Howe, in her motion, wanted her and other council members who were new (Amy Lam and Kali Clark) to have the documents to read. Although her motion would have been like the original dissemination, the intent to read a physical copy was the same that Malchow had five months earlier.

Blocking public access

Malchow’s earlier email also makes it clear that the council’s intent was to keep the report out of the public record.

“We would need Janie’s [the outside counsel] guidance to make sure we are following the RCWs and not creating public records, which is what I think the unspoken fear is here.”

Cover-up continues

So far, the cover-up preventing the release of the ethics reports continues, with Malchow emerging as the swing vote to bottle up the reports. But if the council—and Malchow—think that stonewalling will kill the story, just ask Richard Nixon and Donald Trump how that worked out for them. Nixon wound up resigning his office.
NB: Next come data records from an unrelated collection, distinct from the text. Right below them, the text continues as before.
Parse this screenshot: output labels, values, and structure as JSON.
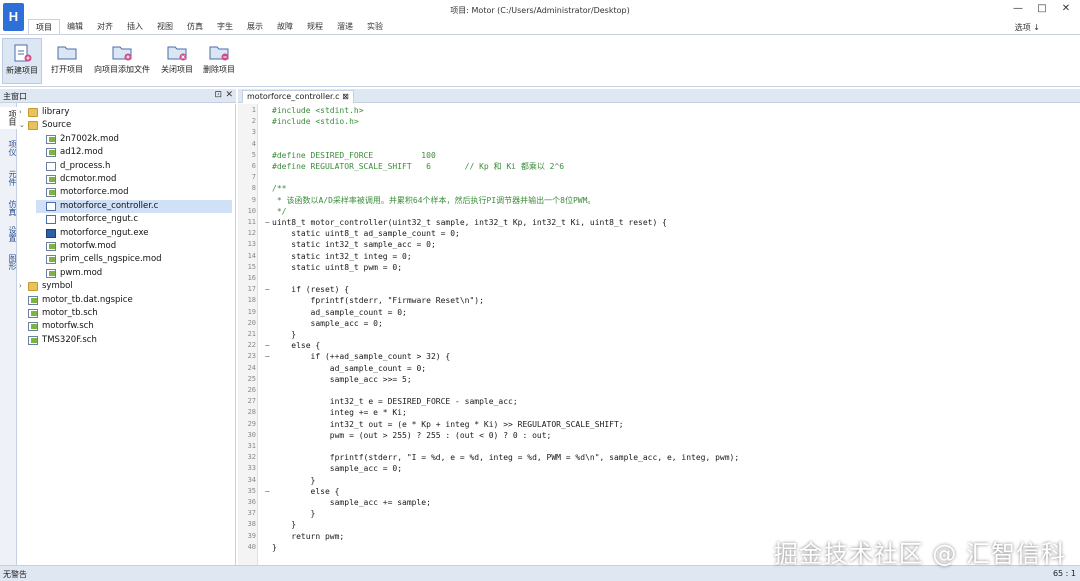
{
  "window": {
    "title": "项目: Motor (C:/Users/Administrator/Desktop)",
    "app_icon_text": "H",
    "minimize": "—",
    "maximize": "□",
    "close": "✕"
  },
  "menu": {
    "items": [
      "项目",
      "编辑",
      "对齐",
      "插入",
      "视图",
      "仿真",
      "字生",
      "展示",
      "故障",
      "规程",
      "溜递",
      "实验"
    ],
    "active_index": 0,
    "right_label": "选项 ↓"
  },
  "ribbon": {
    "buttons": [
      {
        "label": "新建项目",
        "icon": "new-project-icon",
        "selected": true
      },
      {
        "label": "打开项目",
        "icon": "open-project-icon",
        "selected": false
      },
      {
        "label": "向项目添加文件",
        "icon": "add-file-icon",
        "selected": false
      },
      {
        "label": "关闭项目",
        "icon": "close-project-icon",
        "selected": false
      },
      {
        "label": "删除项目",
        "icon": "delete-project-icon",
        "selected": false
      }
    ]
  },
  "sidebar": {
    "title": "主窗口",
    "pin": "⊡",
    "close": "✕",
    "vertical_tabs": [
      "项目",
      "项仪",
      "元件",
      "仿真",
      "设置",
      "图形"
    ],
    "tree": [
      {
        "label": "library",
        "type": "folder",
        "level": 0,
        "expander": "›"
      },
      {
        "label": "Source",
        "type": "folder",
        "level": 0,
        "expander": "⌄"
      },
      {
        "label": "2n7002k.mod",
        "type": "mod",
        "level": 1
      },
      {
        "label": "ad12.mod",
        "type": "mod",
        "level": 1
      },
      {
        "label": "d_process.h",
        "type": "file",
        "level": 1
      },
      {
        "label": "dcmotor.mod",
        "type": "mod",
        "level": 1
      },
      {
        "label": "motorforce.mod",
        "type": "mod",
        "level": 1
      },
      {
        "label": "motorforce_controller.c",
        "type": "c",
        "level": 1,
        "selected": true
      },
      {
        "label": "motorforce_ngut.c",
        "type": "c",
        "level": 1
      },
      {
        "label": "motorforce_ngut.exe",
        "type": "exe",
        "level": 1
      },
      {
        "label": "motorfw.mod",
        "type": "mod",
        "level": 1
      },
      {
        "label": "prim_cells_ngspice.mod",
        "type": "mod",
        "level": 1
      },
      {
        "label": "pwm.mod",
        "type": "mod",
        "level": 1
      },
      {
        "label": "symbol",
        "type": "folder",
        "level": 0,
        "expander": "›"
      },
      {
        "label": "motor_tb.dat.ngspice",
        "type": "mod",
        "level": 0
      },
      {
        "label": "motor_tb.sch",
        "type": "mod",
        "level": 0
      },
      {
        "label": "motorfw.sch",
        "type": "mod",
        "level": 0
      },
      {
        "label": "TMS320F.sch",
        "type": "mod",
        "level": 0
      }
    ]
  },
  "editor": {
    "tab_label": "motorforce_controller.c ⊠",
    "lines": [
      {
        "n": "1",
        "fold": "",
        "code": "#include <stdint.h>",
        "cls": "pp"
      },
      {
        "n": "2",
        "fold": "",
        "code": "#include <stdio.h>",
        "cls": "pp"
      },
      {
        "n": "3",
        "fold": "",
        "code": "",
        "cls": ""
      },
      {
        "n": "4",
        "fold": "",
        "code": "",
        "cls": ""
      },
      {
        "n": "5",
        "fold": "",
        "code": "#define DESIRED_FORCE          100",
        "cls": "pp"
      },
      {
        "n": "6",
        "fold": "",
        "code": "#define REGULATOR_SCALE_SHIFT   6       // Kp 和 Ki 都乘以 2^6",
        "cls": "pp"
      },
      {
        "n": "7",
        "fold": "",
        "code": "",
        "cls": ""
      },
      {
        "n": "8",
        "fold": "",
        "code": "/**",
        "cls": "cm"
      },
      {
        "n": "9",
        "fold": "",
        "code": " * 该函数以A/D采样率被调用。并累积64个样本，然后执行PI调节器并输出一个8位PWM。",
        "cls": "cm"
      },
      {
        "n": "10",
        "fold": "",
        "code": " */",
        "cls": "cm"
      },
      {
        "n": "11",
        "fold": "−",
        "code": "uint8_t motor_controller(uint32_t sample, int32_t Kp, int32_t Ki, uint8_t reset) {",
        "cls": ""
      },
      {
        "n": "12",
        "fold": "",
        "code": "    static uint8_t ad_sample_count = 0;",
        "cls": ""
      },
      {
        "n": "13",
        "fold": "",
        "code": "    static int32_t sample_acc = 0;",
        "cls": ""
      },
      {
        "n": "14",
        "fold": "",
        "code": "    static int32_t integ = 0;",
        "cls": ""
      },
      {
        "n": "15",
        "fold": "",
        "code": "    static uint8_t pwm = 0;",
        "cls": ""
      },
      {
        "n": "16",
        "fold": "",
        "code": "",
        "cls": ""
      },
      {
        "n": "17",
        "fold": "−",
        "code": "    if (reset) {",
        "cls": ""
      },
      {
        "n": "18",
        "fold": "",
        "code": "        fprintf(stderr, \"Firmware Reset\\n\");",
        "cls": ""
      },
      {
        "n": "19",
        "fold": "",
        "code": "        ad_sample_count = 0;",
        "cls": ""
      },
      {
        "n": "20",
        "fold": "",
        "code": "        sample_acc = 0;",
        "cls": ""
      },
      {
        "n": "21",
        "fold": "",
        "code": "    }",
        "cls": ""
      },
      {
        "n": "22",
        "fold": "−",
        "code": "    else {",
        "cls": ""
      },
      {
        "n": "23",
        "fold": "−",
        "code": "        if (++ad_sample_count > 32) {",
        "cls": ""
      },
      {
        "n": "24",
        "fold": "",
        "code": "            ad_sample_count = 0;",
        "cls": ""
      },
      {
        "n": "25",
        "fold": "",
        "code": "            sample_acc >>= 5;",
        "cls": ""
      },
      {
        "n": "26",
        "fold": "",
        "code": "",
        "cls": ""
      },
      {
        "n": "27",
        "fold": "",
        "code": "            int32_t e = DESIRED_FORCE - sample_acc;",
        "cls": ""
      },
      {
        "n": "28",
        "fold": "",
        "code": "            integ += e * Ki;",
        "cls": ""
      },
      {
        "n": "29",
        "fold": "",
        "code": "            int32_t out = (e * Kp + integ * Ki) >> REGULATOR_SCALE_SHIFT;",
        "cls": ""
      },
      {
        "n": "30",
        "fold": "",
        "code": "            pwm = (out > 255) ? 255 : (out < 0) ? 0 : out;",
        "cls": ""
      },
      {
        "n": "31",
        "fold": "",
        "code": "",
        "cls": ""
      },
      {
        "n": "32",
        "fold": "",
        "code": "            fprintf(stderr, \"I = %d, e = %d, integ = %d, PWM = %d\\n\", sample_acc, e, integ, pwm);",
        "cls": ""
      },
      {
        "n": "33",
        "fold": "",
        "code": "            sample_acc = 0;",
        "cls": ""
      },
      {
        "n": "34",
        "fold": "",
        "code": "        }",
        "cls": ""
      },
      {
        "n": "35",
        "fold": "−",
        "code": "        else {",
        "cls": ""
      },
      {
        "n": "36",
        "fold": "",
        "code": "            sample_acc += sample;",
        "cls": ""
      },
      {
        "n": "37",
        "fold": "",
        "code": "        }",
        "cls": ""
      },
      {
        "n": "38",
        "fold": "",
        "code": "    }",
        "cls": ""
      },
      {
        "n": "39",
        "fold": "",
        "code": "    return pwm;",
        "cls": ""
      },
      {
        "n": "40",
        "fold": "",
        "code": "}",
        "cls": ""
      }
    ]
  },
  "status": {
    "left": "无警告",
    "right": "65 : 1"
  },
  "watermark": "掘金技术社区 @ 汇智信科",
  "colors": {
    "accent": "#2e6fd8",
    "panel": "#dfe7f2",
    "selection": "#cfe0f7",
    "preprocessor": "#3a8d3a"
  }
}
The outcome for Trump remains to be seen. Sammamish City Council members are no better than presidents of the United States.

2 thoughts on “Rudat story won’t die until ethics report is released and examined

  1. The facts, findings and reports (based on the facts and findings), which were paid for with public funds, must be released for public review. No if’s, and’s or but’s. Black and White. Make this publicly paid for information public – pure and simple.

  2. Christie, ever heard of “The farther back you can look, the farther forward you are likely to see.”
    ― Winston Churchill
    This is a cover-up and stinks badly. Transparency and Freedom of Information to the taxpayer. Either we have it or we don’t. Let’s not pretend we are in the interest of taxpayer when we are not. We call that Deceit.